Naturally as a multiplayer title the game is developed with competition in mind. But Prismata contains a number of features and depth of features often overlooked in the digital card genre that would make any StarCraft pro feel at home. Prismata features an in-depth replay system that allows players to replay matches turn-by-turn. It has economic graphs straight out of a game like StarCraft. Instead of just the simple point-and-click interface of Hearthstone, Prismata also provides hotkeys that let players play cards with the click of a button, speeding up play. That isn’t a big deal on some game settings, but with a robust turn timer in place, it can become significant in big macro games.

And there will be plenty of big macro games, using the StarCraft parlance. Despite both players playing from the same hands, the number of strategies within each individual game still vary, as evidenced by Morosan’s match above. He makes a gamble to boost his economy while maintaining pressure with the one-shot attack of the Antima Meteor and it pays off, beating Malsh’s mid-game oriented strategy.

The game is slowly growing a following as its exposed to more and more people. It’s cropped up on a number of popular streams on Twitch during the final days of the Kickstarter, including Morosans.

But it hasn’t always been smooth sailing for Lunarch.

The game’s already been on life support once. After spending thousands to attend the Toronto game expo to promote Prismata, founder Elyot Grant lost a list of information garnered from hooked attendees. Grant relieved his frustration on one of the few outlets he could anonymously vent, Reddit. When Reddit detectives discovered the identity of the stricken developer, they took action.

An outpouring of support from the online community got Prismata back on track, increasing the playerbase and spurring funding in the Kickstarter. The Prismata subreddit itself is burgeoning in size, and reads a bit like the StarCraft one, with threads discussing build orders, tournaments, and of course, the pending Kickstarter.

Grant credits the Reddit bump for saving his game. Jumps in Kickstarter funding directly coincided with organic hits on Reddit. But as one commenter said, Grant and company should be proud of what they accomplished—there’s plenty of games that get a little Reddit bump, but never capitalize on it. Prismata managed to do so despite being a game that isn’t traditionally marketable based off its visuals or other fluff thanks to two reasons: there’s actual substance to the title, and the earnestness of Lunarch’s CEO.
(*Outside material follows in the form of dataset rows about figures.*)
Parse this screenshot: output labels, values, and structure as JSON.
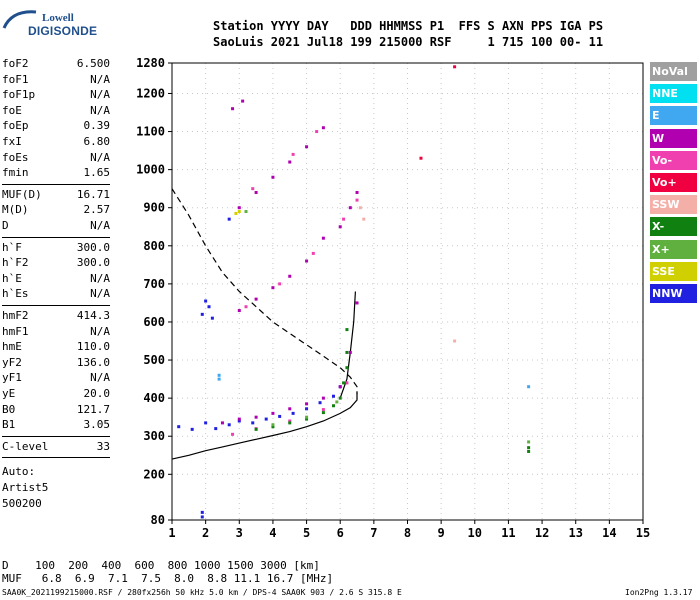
{
  "logo": {
    "line1": "Lowell",
    "line2": "DIGISONDE"
  },
  "header": {
    "line1": "Station YYYY DAY   DDD HHMMSS P1  FFS S AXN PPS IGA PS",
    "line2": "SaoLuis 2021 Jul18 199 215000 RSF     1 715 100 00- 11"
  },
  "params": {
    "group1": [
      {
        "label": "foF2",
        "value": "6.500"
      },
      {
        "label": "foF1",
        "value": "N/A"
      },
      {
        "label": "foF1p",
        "value": "N/A"
      },
      {
        "label": "foE",
        "value": "N/A"
      },
      {
        "label": "foEp",
        "value": "0.39"
      },
      {
        "label": "fxI",
        "value": "6.80"
      },
      {
        "label": "foEs",
        "value": "N/A"
      },
      {
        "label": "fmin",
        "value": "1.65"
      }
    ],
    "group2": [
      {
        "label": "MUF(D)",
        "value": "16.71"
      },
      {
        "label": "M(D)",
        "value": "2.57"
      },
      {
        "label": "D",
        "value": "N/A"
      }
    ],
    "group3": [
      {
        "label": "h`F",
        "value": "300.0"
      },
      {
        "label": "h`F2",
        "value": "300.0"
      },
      {
        "label": "h`E",
        "value": "N/A"
      },
      {
        "label": "h`Es",
        "value": "N/A"
      }
    ],
    "group4": [
      {
        "label": "hmF2",
        "value": "414.3"
      },
      {
        "label": "hmF1",
        "value": "N/A"
      },
      {
        "label": "hmE",
        "value": "110.0"
      },
      {
        "label": "yF2",
        "value": "136.0"
      },
      {
        "label": "yF1",
        "value": "N/A"
      },
      {
        "label": "yE",
        "value": "20.0"
      },
      {
        "label": "B0",
        "value": "121.7"
      },
      {
        "label": "B1",
        "value": "3.05"
      }
    ],
    "group5": [
      {
        "label": "C-level",
        "value": "33"
      }
    ],
    "auto_lines": [
      "Auto:",
      "Artist5",
      "500200"
    ]
  },
  "legend": [
    {
      "label": "NoVal",
      "color": "#a0a0a0"
    },
    {
      "label": "NNE",
      "color": "#00e0f0"
    },
    {
      "label": "E",
      "color": "#3fa8f0"
    },
    {
      "label": "W",
      "color": "#b000b0"
    },
    {
      "label": "Vo-",
      "color": "#f040b0"
    },
    {
      "label": "Vo+",
      "color": "#f00040"
    },
    {
      "label": "SSW",
      "color": "#f4b0a8"
    },
    {
      "label": "X-",
      "color": "#108010"
    },
    {
      "label": "X+",
      "color": "#60b040"
    },
    {
      "label": "SSE",
      "color": "#d0d000"
    },
    {
      "label": "NNW",
      "color": "#2020e0"
    }
  ],
  "bottom": {
    "d_line": "D    100  200  400  600  800 1000 1500 3000 [km]",
    "muf_line": "MUF   6.8  6.9  7.1  7.5  8.0  8.8 11.1 16.7 [MHz]"
  },
  "footer": {
    "left": "SAA0K_2021199215000.RSF / 280fx256h 50 kHz 5.0 km / DPS-4 SAA0K 903 / 2.6 S 315.8 E",
    "right": "Ion2Png 1.3.17"
  },
  "chart_data": {
    "type": "scatter",
    "title": "",
    "xlabel": "",
    "ylabel": "",
    "xlim": [
      1,
      15
    ],
    "ylim": [
      80,
      1280
    ],
    "xticks": [
      1,
      2,
      3,
      4,
      5,
      6,
      7,
      8,
      9,
      10,
      11,
      12,
      13,
      14,
      15
    ],
    "yticks": [
      80,
      200,
      300,
      400,
      500,
      600,
      700,
      800,
      900,
      1000,
      1100,
      1200,
      1280
    ],
    "grid": true,
    "series": [
      {
        "color": "#2020e0",
        "points": [
          [
            1.2,
            325
          ],
          [
            1.6,
            318
          ],
          [
            2.0,
            335
          ],
          [
            2.3,
            320
          ],
          [
            2.7,
            330
          ],
          [
            3.0,
            340
          ],
          [
            3.4,
            335
          ],
          [
            3.8,
            345
          ],
          [
            4.2,
            352
          ],
          [
            4.6,
            360
          ],
          [
            5.0,
            372
          ],
          [
            5.4,
            388
          ],
          [
            5.8,
            405
          ],
          [
            6.0,
            430
          ],
          [
            1.9,
            620
          ],
          [
            2.1,
            640
          ],
          [
            2.2,
            610
          ],
          [
            2.0,
            655
          ],
          [
            2.7,
            870
          ],
          [
            1.9,
            100
          ],
          [
            1.9,
            88
          ]
        ]
      },
      {
        "color": "#b000b0",
        "points": [
          [
            2.5,
            335
          ],
          [
            3.0,
            345
          ],
          [
            3.5,
            350
          ],
          [
            4.0,
            360
          ],
          [
            4.5,
            372
          ],
          [
            5.0,
            385
          ],
          [
            5.5,
            400
          ],
          [
            6.0,
            430
          ],
          [
            6.3,
            520
          ],
          [
            6.5,
            650
          ],
          [
            3.0,
            630
          ],
          [
            3.5,
            660
          ],
          [
            4.0,
            690
          ],
          [
            4.5,
            720
          ],
          [
            5.0,
            760
          ],
          [
            5.5,
            820
          ],
          [
            6.0,
            850
          ],
          [
            6.3,
            900
          ],
          [
            6.5,
            940
          ],
          [
            3.0,
            900
          ],
          [
            3.5,
            940
          ],
          [
            4.0,
            980
          ],
          [
            4.5,
            1020
          ],
          [
            5.0,
            1060
          ],
          [
            5.5,
            1110
          ],
          [
            2.8,
            1160
          ],
          [
            3.1,
            1180
          ]
        ]
      },
      {
        "color": "#f040b0",
        "points": [
          [
            2.8,
            305
          ],
          [
            3.5,
            320
          ],
          [
            4.5,
            340
          ],
          [
            5.5,
            370
          ],
          [
            6.2,
            440
          ],
          [
            3.2,
            640
          ],
          [
            4.2,
            700
          ],
          [
            5.2,
            780
          ],
          [
            6.1,
            870
          ],
          [
            6.5,
            920
          ],
          [
            3.4,
            950
          ],
          [
            4.6,
            1040
          ],
          [
            5.3,
            1100
          ]
        ]
      },
      {
        "color": "#108010",
        "points": [
          [
            3.5,
            318
          ],
          [
            4.0,
            325
          ],
          [
            4.5,
            335
          ],
          [
            5.0,
            345
          ],
          [
            5.5,
            362
          ],
          [
            5.8,
            380
          ],
          [
            6.0,
            400
          ],
          [
            6.1,
            440
          ],
          [
            6.2,
            480
          ],
          [
            6.2,
            520
          ],
          [
            6.2,
            580
          ],
          [
            11.6,
            270
          ],
          [
            11.6,
            260
          ]
        ]
      },
      {
        "color": "#60b040",
        "points": [
          [
            4.0,
            330
          ],
          [
            5.0,
            350
          ],
          [
            5.9,
            390
          ],
          [
            3.2,
            890
          ],
          [
            11.6,
            285
          ]
        ]
      },
      {
        "color": "#d0d000",
        "points": [
          [
            2.9,
            885
          ],
          [
            3.0,
            890
          ]
        ]
      },
      {
        "color": "#f4b0a8",
        "points": [
          [
            6.6,
            900
          ],
          [
            6.7,
            870
          ],
          [
            9.4,
            550
          ]
        ]
      },
      {
        "color": "#3fa8f0",
        "points": [
          [
            2.4,
            450
          ],
          [
            2.4,
            460
          ],
          [
            11.6,
            430
          ]
        ]
      },
      {
        "color": "#f00040",
        "points": [
          [
            8.4,
            1030
          ],
          [
            9.4,
            1270
          ]
        ]
      }
    ],
    "curves": [
      {
        "name": "",
        "style": "dashed",
        "points": [
          [
            1,
            950
          ],
          [
            1.5,
            880
          ],
          [
            2,
            800
          ],
          [
            2.5,
            730
          ],
          [
            3,
            680
          ],
          [
            3.5,
            640
          ],
          [
            4,
            600
          ],
          [
            4.5,
            570
          ],
          [
            5,
            540
          ],
          [
            5.5,
            510
          ],
          [
            6,
            480
          ],
          [
            6.3,
            455
          ],
          [
            6.5,
            430
          ],
          [
            6.5,
            410
          ]
        ]
      },
      {
        "name": "",
        "style": "solid",
        "points": [
          [
            1,
            240
          ],
          [
            1.5,
            250
          ],
          [
            2,
            262
          ],
          [
            2.5,
            272
          ],
          [
            3,
            282
          ],
          [
            3.5,
            292
          ],
          [
            4,
            302
          ],
          [
            4.5,
            312
          ],
          [
            5,
            325
          ],
          [
            5.5,
            340
          ],
          [
            6,
            360
          ],
          [
            6.3,
            375
          ],
          [
            6.5,
            395
          ],
          [
            6.5,
            415
          ]
        ]
      },
      {
        "name": "",
        "style": "solid",
        "points": [
          [
            6.0,
            400
          ],
          [
            6.2,
            450
          ],
          [
            6.3,
            520
          ],
          [
            6.4,
            600
          ],
          [
            6.45,
            680
          ]
        ]
      }
    ]
  }
}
They believed in the concept so much that they dropped out of their PhD programs at MIT.

The Kickstarter has officially reached its funding goal, with 3,783 people donating the $140,000 Canadian asked to keep the project moving. That means the game will move to the next stage, pushing it past alpha and beyond.

Still, that’s a long way from becoming the next big thing. Prismata can certainly use some work, like maybe an update to its visuals, if it wants to compete with the big boys. And that probably isn’t its destiny. The game’s depth and complexity is certainly appealing to many gamers, but probably not to as large an audience as something as accessible as Hearthstone.

But that’s okay. Prismata is what it is, and that’s an incredibly slick and strategically complex title, one that appeals to the kind of player who doesn’t enjoy the thrill of getting lethalled by a Ragnaros with five minions on the board.